I was given the task to calculate the probability that the sum of $50$ independent random variables are greater than $54$. That is
$\mathbb{S}_{50} = \Sigma_{i=1}^{50} \mathbb{X}_i$
$P(\mathbb{S}_{50} > 54)$
For each of the random variables we have the following:
$P(\mathbb{X}_i = 0) = 0.1$
$P(\mathbb{X}_i = 1) = 0.8$
$P(\mathbb{X}_i = 2) = 0.1$
I am supposed to do this using the central limit theorem. So, I take what I know and insert this into the theorem:
$P({{\mathbb{S}_n-nm}\over{\sigma\sqrt{n}}}<a) \to \Phi(a) = P({{\mathbb{S}_{50}-50m}\over{\sigma\sqrt{50}}}<54) \to \Phi(54)$
Since I'm looking for $P(\mathbb{S}_{50}>54)$, not $P(\mathbb{S}_{50}<54)$, I end up with
$1-P({{\mathbb{S}_{50}-50m}\over{\sigma\sqrt{50}}}<54) \to 1-\Phi(54)$
This seems correct enough, according to the book, if you take into account that if $\mathbb{X} \in N(m,\sigma)$ gives that $\mathbb{Y} = {{(\mathbb{X}-m)}\over{\sqrt{\sigma}}}$
The thing is that the book also states that for each $\mathbb{X}_i$ we have $E(\mathbb{X}_i)=1$ and $\sigma = 0.2$, which results in the equation
$1-\Phi({{\mathbb{S}_{50}-50}\over{\sqrt{10}}}) = 1-\Phi(0.63)$
I see how this is true, but I don't see how I am supposed to come up with the expected value and standard deviation of the variables $\mathbb{X}_i$. I'd be very greatful if someone could explain this.
For a discrete random variable $X$ whose support is $\mathcal S$, we have $${\rm E}[X] = \sum_{x \in \mathcal S} x \Pr[X = x];$$ that is, for each possible outcome of the random variable $X$, we multiply its value by the probability of observing it, then add it all up.
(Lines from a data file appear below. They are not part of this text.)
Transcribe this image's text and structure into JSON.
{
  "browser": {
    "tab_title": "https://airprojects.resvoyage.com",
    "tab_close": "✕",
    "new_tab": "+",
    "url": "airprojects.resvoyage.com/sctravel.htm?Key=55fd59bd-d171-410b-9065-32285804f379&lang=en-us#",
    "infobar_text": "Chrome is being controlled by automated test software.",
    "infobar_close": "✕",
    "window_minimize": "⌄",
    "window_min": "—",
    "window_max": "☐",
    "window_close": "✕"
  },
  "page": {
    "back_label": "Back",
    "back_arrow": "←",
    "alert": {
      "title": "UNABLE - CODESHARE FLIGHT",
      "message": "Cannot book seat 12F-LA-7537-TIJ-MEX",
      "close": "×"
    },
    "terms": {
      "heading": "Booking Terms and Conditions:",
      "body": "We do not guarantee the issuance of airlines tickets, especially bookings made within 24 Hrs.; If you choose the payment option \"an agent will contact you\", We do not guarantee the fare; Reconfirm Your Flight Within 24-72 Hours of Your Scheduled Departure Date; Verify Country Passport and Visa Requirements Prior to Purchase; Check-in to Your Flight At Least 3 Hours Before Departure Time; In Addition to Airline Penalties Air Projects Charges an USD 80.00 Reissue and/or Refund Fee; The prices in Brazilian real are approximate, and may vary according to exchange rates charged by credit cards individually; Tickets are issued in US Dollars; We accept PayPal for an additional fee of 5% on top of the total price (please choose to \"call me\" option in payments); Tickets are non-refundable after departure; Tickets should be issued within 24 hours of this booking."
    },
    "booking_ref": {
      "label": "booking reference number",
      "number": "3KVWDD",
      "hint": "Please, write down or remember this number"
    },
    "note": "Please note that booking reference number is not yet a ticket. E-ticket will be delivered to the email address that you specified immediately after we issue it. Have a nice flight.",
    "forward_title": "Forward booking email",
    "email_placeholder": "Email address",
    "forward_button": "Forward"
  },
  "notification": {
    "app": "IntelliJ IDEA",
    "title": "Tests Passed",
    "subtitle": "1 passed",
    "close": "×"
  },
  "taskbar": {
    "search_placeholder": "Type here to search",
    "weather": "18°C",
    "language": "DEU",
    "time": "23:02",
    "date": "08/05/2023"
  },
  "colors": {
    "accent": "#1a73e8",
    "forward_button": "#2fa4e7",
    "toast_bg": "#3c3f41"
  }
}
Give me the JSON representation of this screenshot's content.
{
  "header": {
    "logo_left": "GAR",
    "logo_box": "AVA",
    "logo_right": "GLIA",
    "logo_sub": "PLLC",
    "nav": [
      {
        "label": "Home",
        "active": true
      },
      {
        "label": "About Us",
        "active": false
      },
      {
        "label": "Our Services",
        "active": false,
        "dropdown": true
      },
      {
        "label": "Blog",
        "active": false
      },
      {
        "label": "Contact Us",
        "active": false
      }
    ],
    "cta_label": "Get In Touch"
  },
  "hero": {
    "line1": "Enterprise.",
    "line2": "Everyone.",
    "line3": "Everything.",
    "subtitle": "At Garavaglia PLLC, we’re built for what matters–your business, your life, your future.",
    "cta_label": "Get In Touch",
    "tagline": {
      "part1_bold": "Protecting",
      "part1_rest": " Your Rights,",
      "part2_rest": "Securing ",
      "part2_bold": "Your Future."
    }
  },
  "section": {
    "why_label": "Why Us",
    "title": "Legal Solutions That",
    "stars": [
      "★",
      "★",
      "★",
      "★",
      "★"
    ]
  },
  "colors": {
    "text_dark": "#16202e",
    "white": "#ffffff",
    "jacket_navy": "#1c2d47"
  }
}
Similarly, the variance is defined as ${\rm Var}[X] = {\rm E}[(X - {\rm E}[X])^2] = {\rm E}[X^2] - {\rm E}[X]^2$, or explicitly, $${\rm Var}[X] = \sum_{x \in \mathcal S} x^2 \Pr[X = x] - \left( \sum_{x \in \mathcal S} x \Pr[X = x] \right)^{\!2}.$$ These should be easy for you to calculate.
Next, the Central Limit Theorem basically says that we can approximate the sum of $n$ IID random variables $S = X_1 + X_2 + \cdots + X_n$ as a normal distribution with mean $\mu = n{\rm E}[X_1]$, and variance $\sigma^2 = n{\rm Var}[X_1]$. So the random variable $$Z = \frac{S - \mu}{\sigma}$$ is approximately standard normally distributed (mean 0, variance 1).